Mes yeux restent fixés sur le visage de ce dernier, toujours couvert de cheveux, que mon père est présentement en train de chasser d’une main tendre. Je détourne la tête avant qu’il ne dégage les traits de la créature.

Pourquoi il s’en occupe avec autant de précautions ?

— J’ai rien à sa taille. Et je peux pas lui filer un sweat de Dan… il n’apprécierait pas.

Mon père braque ses yeux noisette dans les miens.

Et dix points de moins pour Dan O’Donnell, constaté-je avec amertume.

— Va dans la remise, et prend un de ceux d’Angelo. Ils ont l’air d’avoir la même corpulence.

Ma gorge se noue comme si on y avait passé une corde.

— Je peux pas… balbutié-je.

— Fais ce que je te dis, Ree, soupire mon père.

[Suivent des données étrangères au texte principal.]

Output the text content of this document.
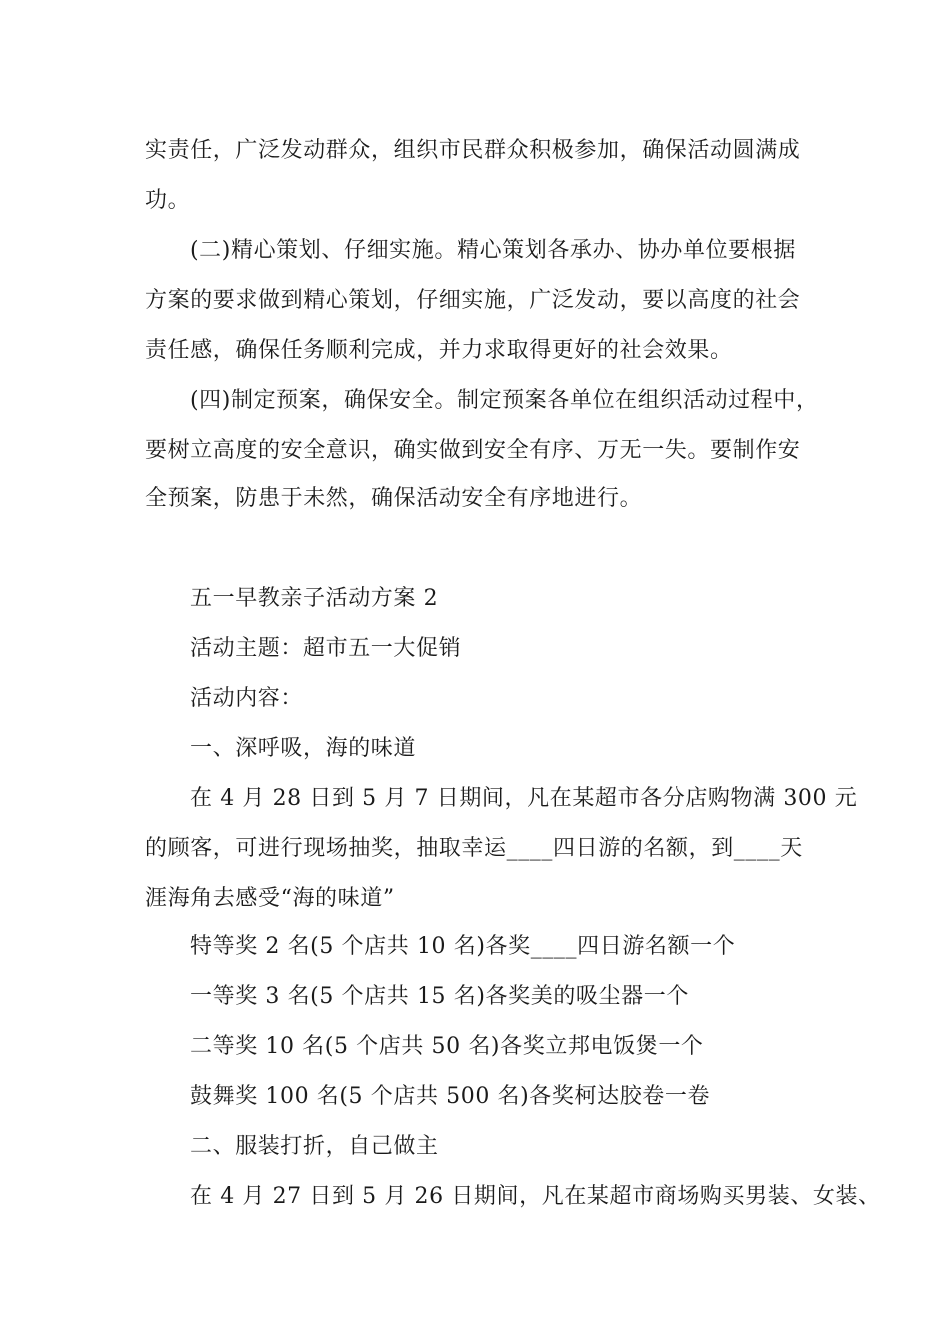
实责任，广泛发动群众，组织市民群众积极参加，确保活动圆满成
功。
(二)精心策划、仔细实施。精心策划各承办、协办单位要根据
方案的要求做到精心策划，仔细实施，广泛发动，要以高度的社会
责任感，确保任务顺利完成，并力求取得更好的社会效果。
(四)制定预案，确保安全。制定预案各单位在组织活动过程中，
要树立高度的安全意识，确实做到安全有序、万无一失。要制作安
全预案，防患于未然，确保活动安全有序地进行。
五一早教亲子活动方案 2
活动主题：超市五一大促销
活动内容：
一、深呼吸，海的味道
在 4 月 28 日到 5 月 7 日期间，凡在某超市各分店购物满 300 元
的顾客，可进行现场抽奖，抽取幸运____四日游的名额，到____天
涯海角去感受“海的味道”
特等奖 2 名(5 个店共 10 名)各奖____四日游名额一个
一等奖 3 名(5 个店共 15 名)各奖美的吸尘器一个
二等奖 10 名(5 个店共 50 名)各奖立邦电饭煲一个
鼓舞奖 100 名(5 个店共 500 名)各奖柯达胶卷一卷
二、服装打折，自己做主
在 4 月 27 日到 5 月 26 日期间，凡在某超市商场购买男装、女装、
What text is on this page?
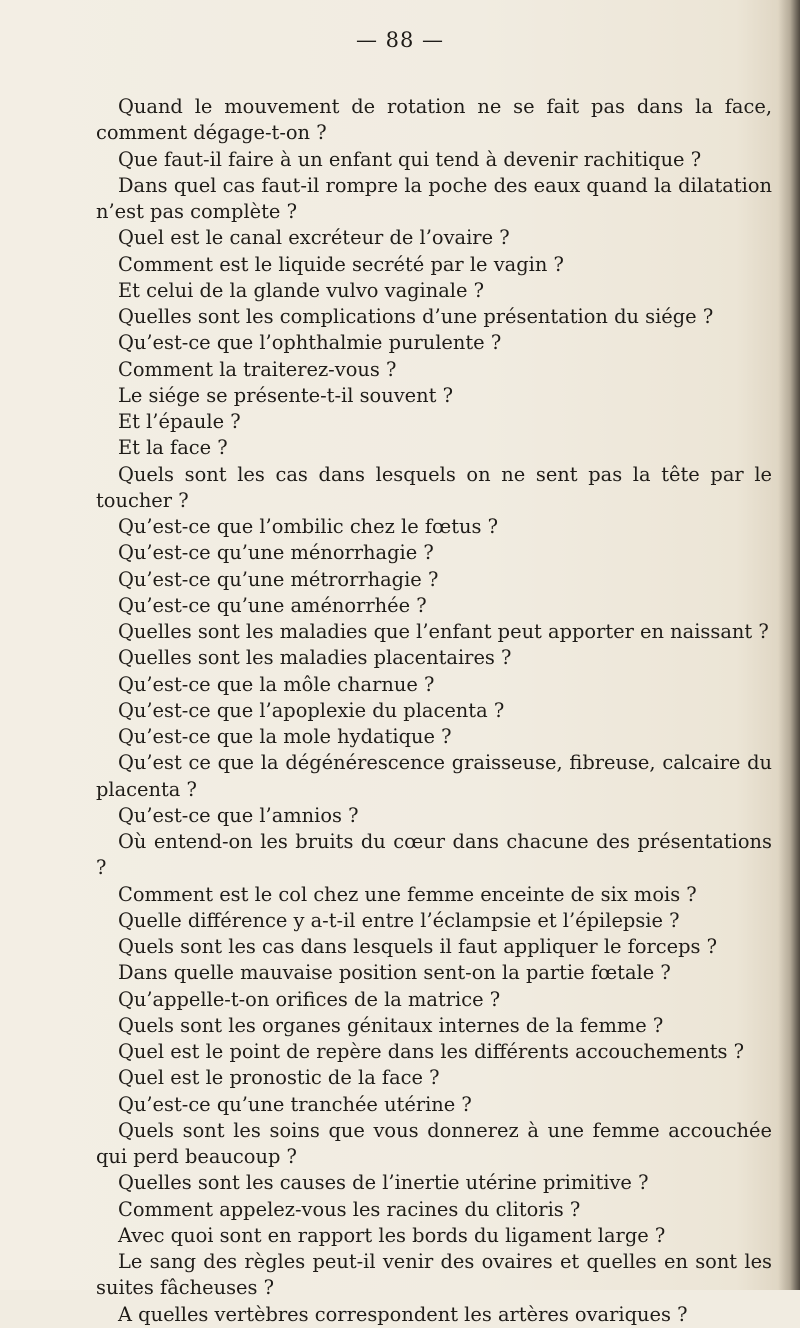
— 88 —
Quand le mouvement de rotation ne se fait pas dans la face, comment dégage-t-on ?
Que faut-il faire à un enfant qui tend à devenir rachitique ?
Dans quel cas faut-il rompre la poche des eaux quand la dilatation n’est pas complète ?
Quel est le canal excréteur de l’ovaire ?
Comment est le liquide secrété par le vagin ?
Et celui de la glande vulvo vaginale ?
Quelles sont les complications d’une présentation du siége ?
Qu’est-ce que l’ophthalmie purulente ?
Comment la traiterez-vous ?
Le siége se présente-t-il souvent ?
Et l’épaule ?
Et la face ?
Quels sont les cas dans lesquels on ne sent pas la tête par le toucher ?
Qu’est-ce que l’ombilic chez le fœtus ?
Qu’est-ce qu’une ménorrhagie ?
Qu’est-ce qu’une métrorrhagie ?
Qu’est-ce qu’une aménorrhée ?
Quelles sont les maladies que l’enfant peut apporter en naissant ?
Quelles sont les maladies placentaires ?
Qu’est-ce que la môle charnue ?
Qu’est-ce que l’apoplexie du placenta ?
Qu’est-ce que la mole hydatique ?
Qu’est ce que la dégénérescence graisseuse, fibreuse, calcaire du placenta ?
Qu’est-ce que l’amnios ?
Où entend-on les bruits du cœur dans chacune des présentations ?
Comment est le col chez une femme enceinte de six mois ?
Quelle différence y a-t-il entre l’éclampsie et l’épilepsie ?
Quels sont les cas dans lesquels il faut appliquer le forceps ?
Dans quelle mauvaise position sent-on la partie fœtale ?
Qu’appelle-t-on orifices de la matrice ?
Quels sont les organes génitaux internes de la femme ?
Quel est le point de repère dans les différents accouchements ?
Quel est le pronostic de la face ?
Qu’est-ce qu’une tranchée utérine ?
Quels sont les soins que vous donnerez à une femme accouchée qui perd beaucoup ?
Quelles sont les causes de l’inertie utérine primitive ?
Comment appelez-vous les racines du clitoris ?
Avec quoi sont en rapport les bords du ligament large ?
Le sang des règles peut-il venir des ovaires et quelles en sont les suites fâcheuses ?
A quelles vertèbres correspondent les artères ovariques ?
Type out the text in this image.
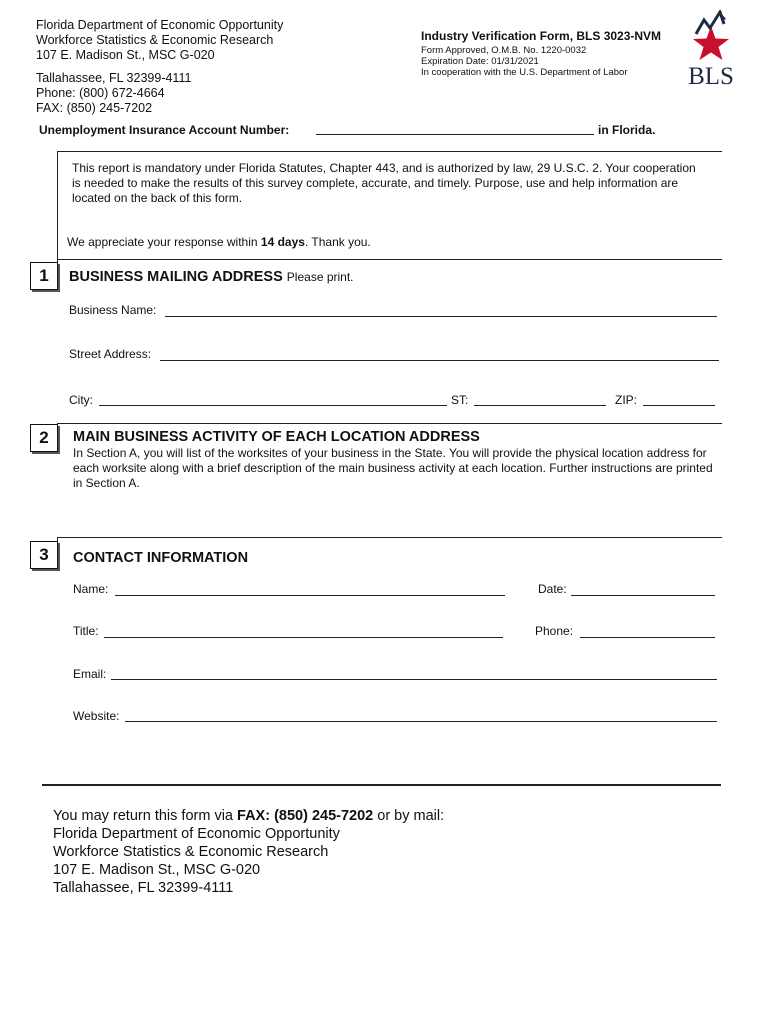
Florida Department of Economic Opportunity
Workforce Statistics & Economic Research
107 E. Madison St., MSC G-020
Tallahassee, FL 32399-4111
Phone: (800) 672-4664
FAX: (850) 245-7202
Industry Verification Form, BLS 3023-NVM
Form Approved, O.M.B. No. 1220-0032
Expiration Date: 01/31/2021
In cooperation with the U.S. Department of Labor	BLS
Unemployment Insurance Account Number:	in Florida.
This report is mandatory under Florida Statutes, Chapter 443, and is authorized by law, 29 U.S.C. 2. Your cooperation is needed to make the results of this survey complete, accurate, and timely. Purpose, use and help information are located on the back of this form.
We appreciate your response within 14 days. Thank you.
1	BUSINESS MAILING ADDRESS Please print.
Business Name:
Street Address:
City:	ST:	ZIP:
2	MAIN BUSINESS ACTIVITY OF EACH LOCATION ADDRESS
In Section A, you will list of the worksites of your business in the State. You will provide the physical location address for each worksite along with a brief description of the main business activity at each location. Further instructions are printed in Section A.
3	CONTACT INFORMATION
Name:	Date:
Title:	Phone:
Email:
Website:
You may return this form via FAX: (850) 245-7202 or by mail:
Florida Department of Economic Opportunity
Workforce Statistics & Economic Research
107 E. Madison St., MSC G-020
Tallahassee, FL 32399-4111
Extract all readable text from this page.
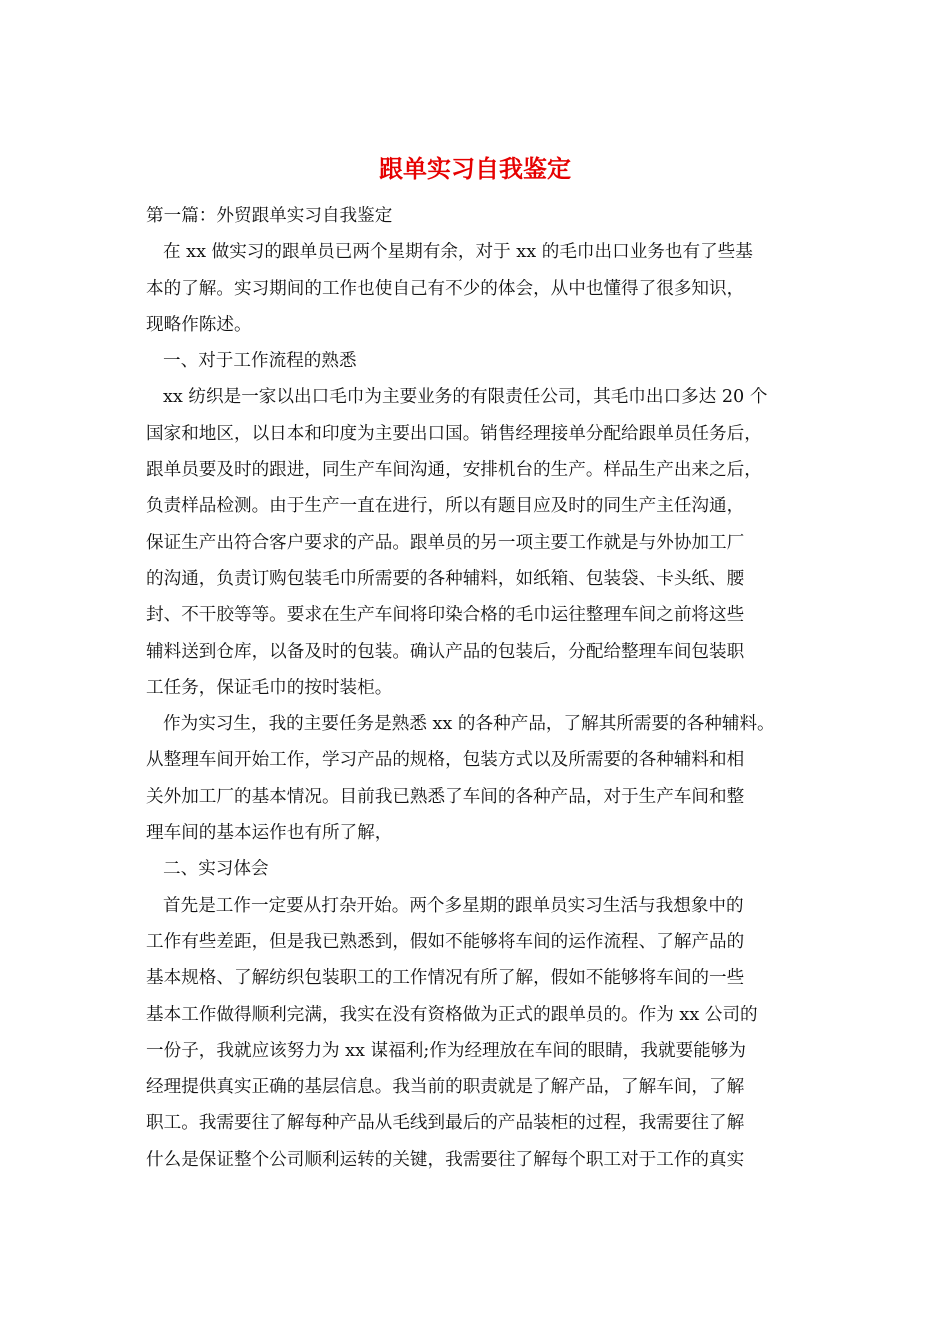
跟单实习自我鉴定
第一篇：外贸跟单实习自我鉴定
在 xx 做实习的跟单员已两个星期有余，对于 xx 的毛巾出口业务也有了些基
本的了解。实习期间的工作也使自己有不少的体会，从中也懂得了很多知识，
现略作陈述。
一、对于工作流程的熟悉
xx 纺织是一家以出口毛巾为主要业务的有限责任公司，其毛巾出口多达 20 个
国家和地区，以日本和印度为主要出口国。销售经理接单分配给跟单员任务后，
跟单员要及时的跟进，同生产车间沟通，安排机台的生产。样品生产出来之后，
负责样品检测。由于生产一直在进行，所以有题目应及时的同生产主任沟通，
保证生产出符合客户要求的产品。跟单员的另一项主要工作就是与外协加工厂
的沟通，负责订购包装毛巾所需要的各种辅料，如纸箱、包装袋、卡头纸、腰
封、不干胶等等。要求在生产车间将印染合格的毛巾运往整理车间之前将这些
辅料送到仓库，以备及时的包装。确认产品的包装后，分配给整理车间包装职
工任务，保证毛巾的按时装柜。
作为实习生，我的主要任务是熟悉 xx 的各种产品，了解其所需要的各种辅料。
从整理车间开始工作，学习产品的规格，包装方式以及所需要的各种辅料和相
关外加工厂的基本情况。目前我已熟悉了车间的各种产品，对于生产车间和整
理车间的基本运作也有所了解，
二、实习体会
首先是工作一定要从打杂开始。两个多星期的跟单员实习生活与我想象中的
工作有些差距，但是我已熟悉到，假如不能够将车间的运作流程、了解产品的
基本规格、了解纺织包装职工的工作情况有所了解，假如不能够将车间的一些
基本工作做得顺利完满，我实在没有资格做为正式的跟单员的。作为 xx 公司的
一份子，我就应该努力为 xx 谋福利;作为经理放在车间的眼睛，我就要能够为
经理提供真实正确的基层信息。我当前的职责就是了解产品，了解车间，了解
职工。我需要往了解每种产品从毛线到最后的产品装柜的过程，我需要往了解
什么是保证整个公司顺利运转的关键，我需要往了解每个职工对于工作的真实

Il se refroidit !

Je le fixe pendant un moment, interdite. Puis je remonte à l’étage et me colle devant la télé. L’elfe attendra, et s’il meurt de froid, tant mieux.


*

Je suis incapable d’entrer dans la remise où vivait Angelo la dernière année. Il l’avait aménagée lui-même, et tout me fait penser à lui, là-bas, et au temps que je passais dans sa chambre les rares fois où il m’admettait dans son sanctuaire, moi, sa petite sœur chiante en admiration devant le gars trop cool qu’il était. Les posters de groupes de rock sur les murs. La statue de la Santa Muerte qu’il avait ramenée du Mexique, où moi, je ne suis jamais allée. Les verres à whisky édition spéciale Jack Daniels qu’il collectionnait. Et toutes ses fringues. Papa ne peut pas les donner à cet elfe ramassé dans le caniveau. Ce n’est pas possible.

Et pourtant… au bout d’une dizaine de minutes, je le vois traverser le jardin d’un pas lourd pour se rendre à la remise. Il hésite un instant, puis l’ouvre. Il en ressort avec un petit tas de vêtements. Pas seulement un pyjama… il a décidé de donner presque tous les vêtements d’Angelo à ce maudit elfe membre d’un gang.

Je ne vais pas bouger le petit doigt pour l’aider. Qu’il se débrouille tout seul avec sa créature.

Je tourne à nouveau mon visage vers la télé, laissant le téléfilm de Noël m’abrutir, et me transporter dans un monde tout doux, de romance sucrée et de magie, où les elfes tatoués et couverts de sang n’existent pas, ni les frères suicidés.